Donegal-based businessman Peter Casey will offer €1m to buy the unoccupied homes in Tipperary that led to the Traveller row which dominated last year’s Presidential election.
He wants eventually to make the homes available on a rent-to-buy scheme.
Mr Casey said he plans to speak with officials in Tipperary County Council tomorrow about buying the six homes at Cabragh Bridge that were at the centre of negative comments the former Presidential candidate made about the Travelling community.
Speaking to the Sunday Independent yesterday, Mr Casey said he will offer Tipperary County Council €1m for the six homes.
He then plans to turn the enclave into a gated community equipped with security cameras, before making the homes available to rent.
He insisted the homes will be made available at competitive prices for prospective tenants on a five-year lease.
At the end of the lease he will offer the tenants an opportunity to buy the homes. He has also promised to provide a loan at a competitive rate to help them fund 50pc of the cost of buying the home.
“They will have to get the remaining 50pc from one of the commercial banks or elsewhere,” Mr Casey said.
The €1.7m estate has been at the centre of a bitter stand-off between Tipperary County Council and local Travellers. This led to Mr Casey claiming the State’s recognition of the Travelling community as an ethnic minority was “a load of nonsense”.
Two five-bedroom houses and four three-bedroom houses were initially built for members of an extended Traveller family, who eventually refused to move into the completed homes in late 2018 claiming the council should also provide stables and land for their horses. The houses have remained vacant since.
Mr Casey said he has been in informal contact with the local authority about the homes but his offer has not yet been made.
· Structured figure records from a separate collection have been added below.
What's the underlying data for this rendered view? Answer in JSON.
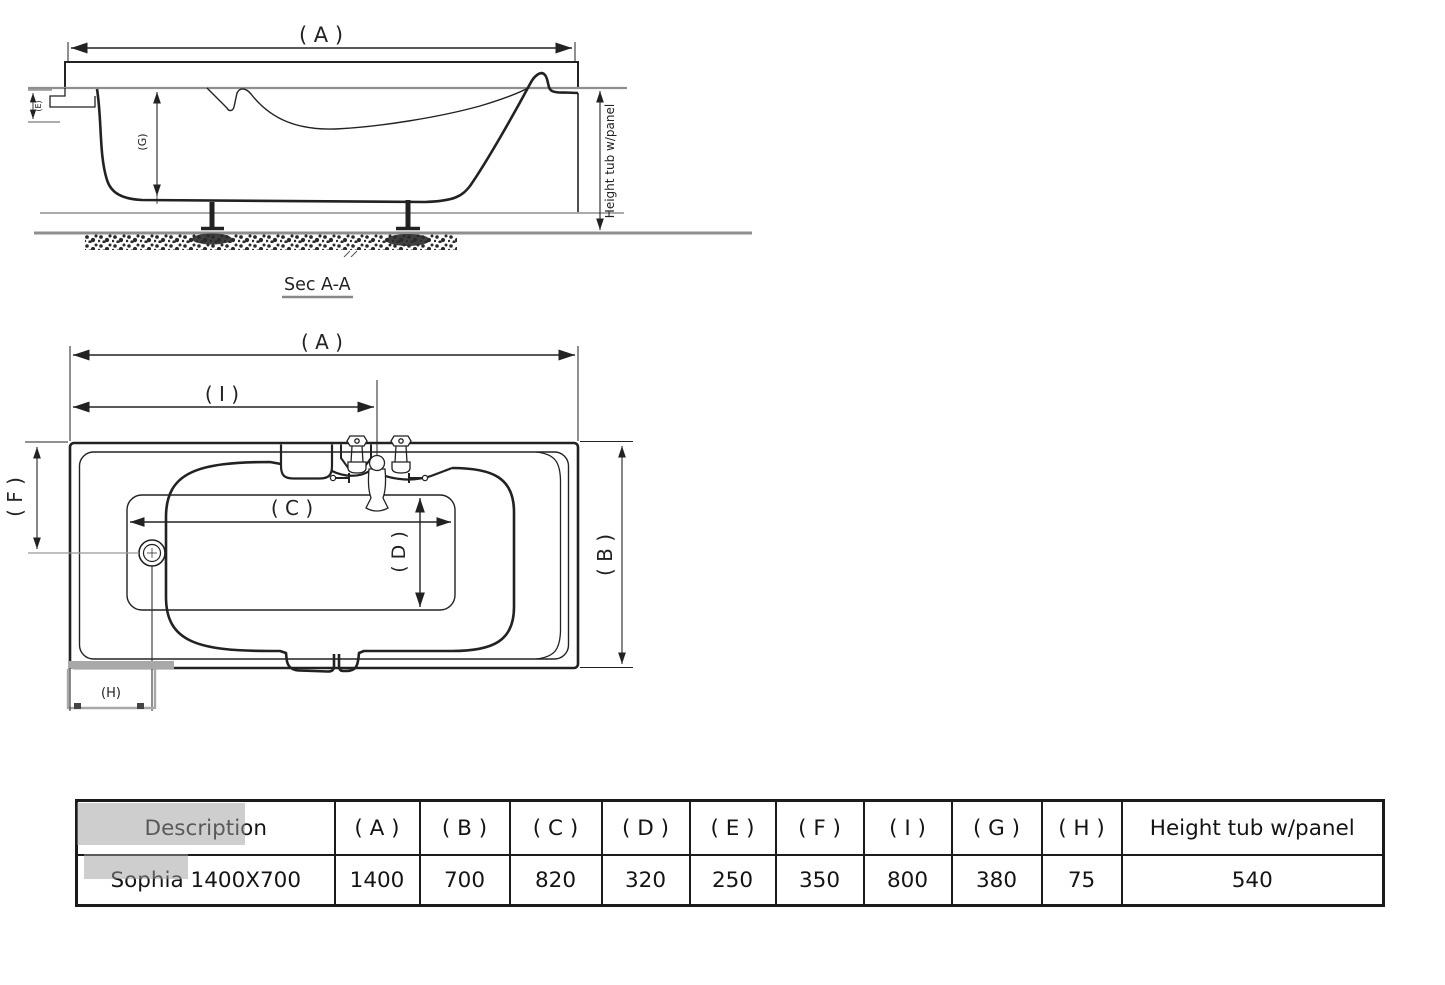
{
  "section_view": {
    "title": "Sec A-A",
    "dim_labels": {
      "a": "( A )",
      "e": "(E)",
      "g": "(G)",
      "height": "Height tub w/panel"
    }
  },
  "plan_view": {
    "dim_labels": {
      "a": "( A )",
      "i": "( I )",
      "f": "( F )",
      "c": "( C )",
      "d": "( D )",
      "b": "( B )",
      "h": "(H)"
    }
  },
  "spec_table": {
    "headers": [
      "Description",
      "( A )",
      "( B )",
      "( C )",
      "( D )",
      "( E )",
      "( F )",
      "( I )",
      "( G )",
      "( H )",
      "Height tub w/panel"
    ],
    "row": [
      "Sophia 1400X700",
      "1400",
      "700",
      "820",
      "320",
      "250",
      "350",
      "800",
      "380",
      "75",
      "540"
    ]
  },
  "colors": {
    "line": "#222222",
    "grey_line": "#8f8f8f",
    "watermark": "#a8a8a8"
  }
}
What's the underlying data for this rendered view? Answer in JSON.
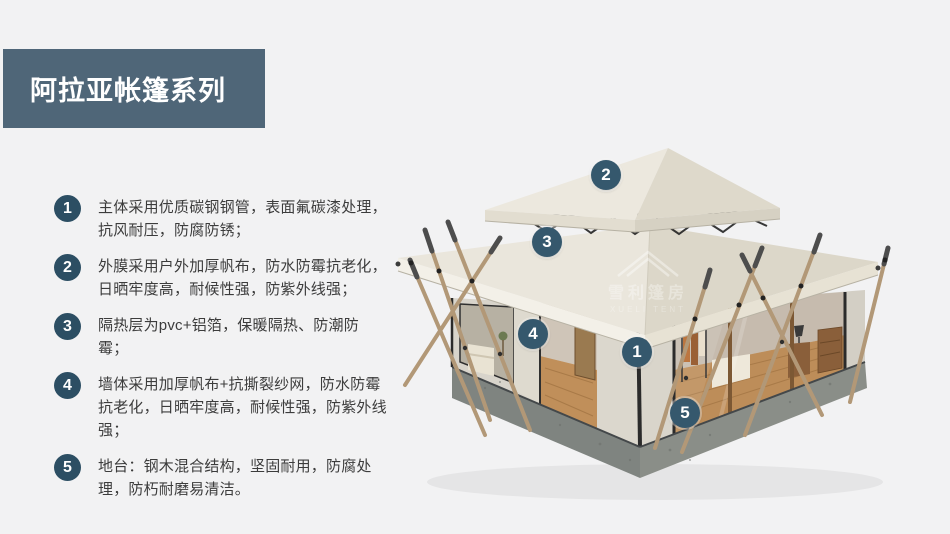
{
  "header": {
    "title": "阿拉亚帐篷系列"
  },
  "features": [
    {
      "num": "1",
      "text": "主体采用优质碳钢钢管，表面氟碳漆处理，抗风耐压，防腐防锈；"
    },
    {
      "num": "2",
      "text": "外膜采用户外加厚帆布，防水防霉抗老化，日晒牢度高，耐候性强，防紫外线强；"
    },
    {
      "num": "3",
      "text": "隔热层为pvc+铝箔，保暖隔热、防潮防霉；"
    },
    {
      "num": "4",
      "text": "墙体采用加厚帆布+抗撕裂纱网，防水防霉抗老化，日晒牢度高，耐候性强，防紫外线强；"
    },
    {
      "num": "5",
      "text": "地台：钢木混合结构，坚固耐用，防腐处理，防朽耐磨易清洁。"
    }
  ],
  "tent_markers": [
    {
      "label": "1"
    },
    {
      "label": "2"
    },
    {
      "label": "3"
    },
    {
      "label": "4"
    },
    {
      "label": "5"
    }
  ],
  "watermark": {
    "cn": "雪利篷房",
    "en": "XUELI TENT"
  },
  "colors": {
    "background": "#f2f2f3",
    "title_bg": "#4f6678",
    "badge_bg": "#2c4e63",
    "marker_bg": "#35586d",
    "canvas_light": "#ece8de",
    "canvas_dark": "#dcd7c9",
    "plinth_gray": "#8a8e88",
    "pole_wood": "#b29877"
  }
}
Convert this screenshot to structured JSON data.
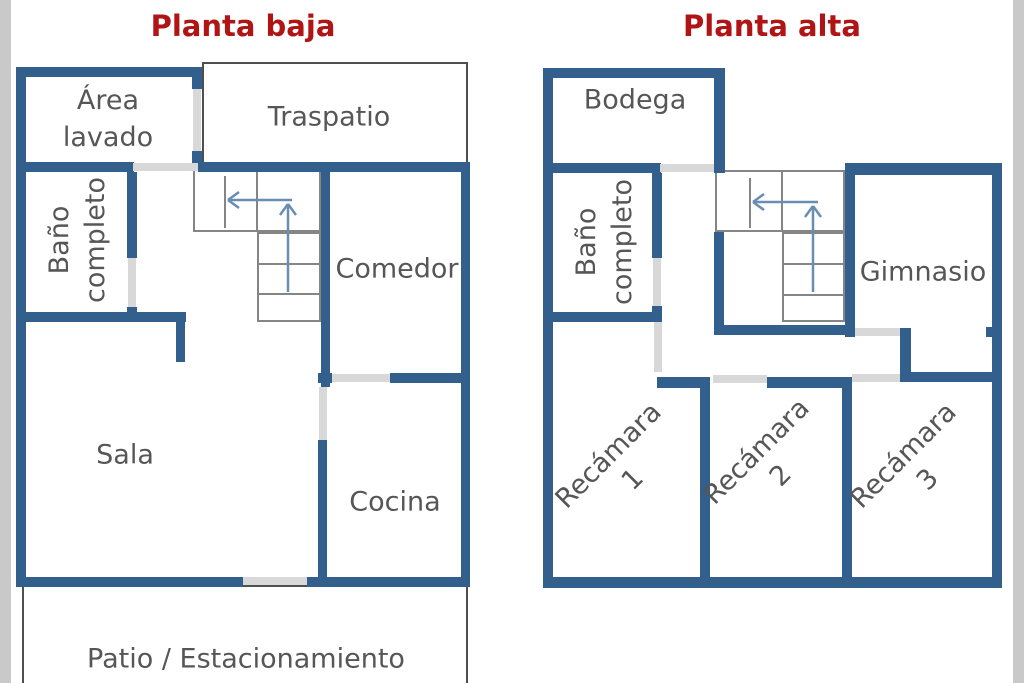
{
  "colors": {
    "wall": "#335f8c",
    "door": "#d8d8d8",
    "outline": "#4f4f4f",
    "stairline": "#858585",
    "arrow": "#6a8db4",
    "title": "#b01414",
    "label": "#565656",
    "edge": "#c9c9c9"
  },
  "plans": [
    {
      "title": "Planta baja",
      "rooms": {
        "area_lavado": {
          "line1": "Área",
          "line2": "lavado"
        },
        "traspatio": {
          "label": "Traspatio"
        },
        "bano": {
          "line1": "Baño",
          "line2": "completo"
        },
        "comedor": {
          "label": "Comedor"
        },
        "sala": {
          "label": "Sala"
        },
        "cocina": {
          "label": "Cocina"
        },
        "patio": {
          "label": "Patio / Estacionamiento"
        }
      }
    },
    {
      "title": "Planta alta",
      "rooms": {
        "bodega": {
          "label": "Bodega"
        },
        "bano": {
          "line1": "Baño",
          "line2": "completo"
        },
        "gimnasio": {
          "label": "Gimnasio"
        },
        "recamara1": {
          "line1": "Recámara",
          "line2": "1"
        },
        "recamara2": {
          "line1": "Recámara",
          "line2": "2"
        },
        "recamara3": {
          "line1": "Recámara",
          "line2": "3"
        }
      }
    }
  ]
}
Plans are in place for him to make the €1m offer to Tipperary County Council officials tomorrow.
The intention behind the purchase is to raise awareness of the vacant or unoccupied houses throughout the country that could be used to solve the housing crisis, he said.
“I will definitely make money, I am not Robin Hood. I see it as a solution towards solving a problem that is there. These houses are sitting there empty, it is just ridiculous,” he said.
“Instead of giving people free houses, the Government needs to co-fund people into buying them – make it affordable to buy homes.
“If somebody has rented a house for five years they have demonstrated they are financially solid, so I would have no problem co-funding them and loaning them 50pc of the money they need to make the payment.”
Yesterday Mr Casey said he expected to make a profit of 1pc to 5pc from the scheme if his plans to purchase were successful.
If his profit margin increases to 10pc or more he said sums made above this threshold will be donated to charity. He insisted €1m was a fair price for the properties.
“I will make them a very attractive place to live and I would hope to eventually get planning permission to build more houses around there.
“I will put them on the rental market and whoever wants to rent them will be interviewed and they will be made [available at] a very affordable rent.
“Then at the end of five years I will give them an option to buy the property at market rate if they have been good tenants. If they want to buy them I will give them a loan for up to 50pc towards the cost of purchasing.”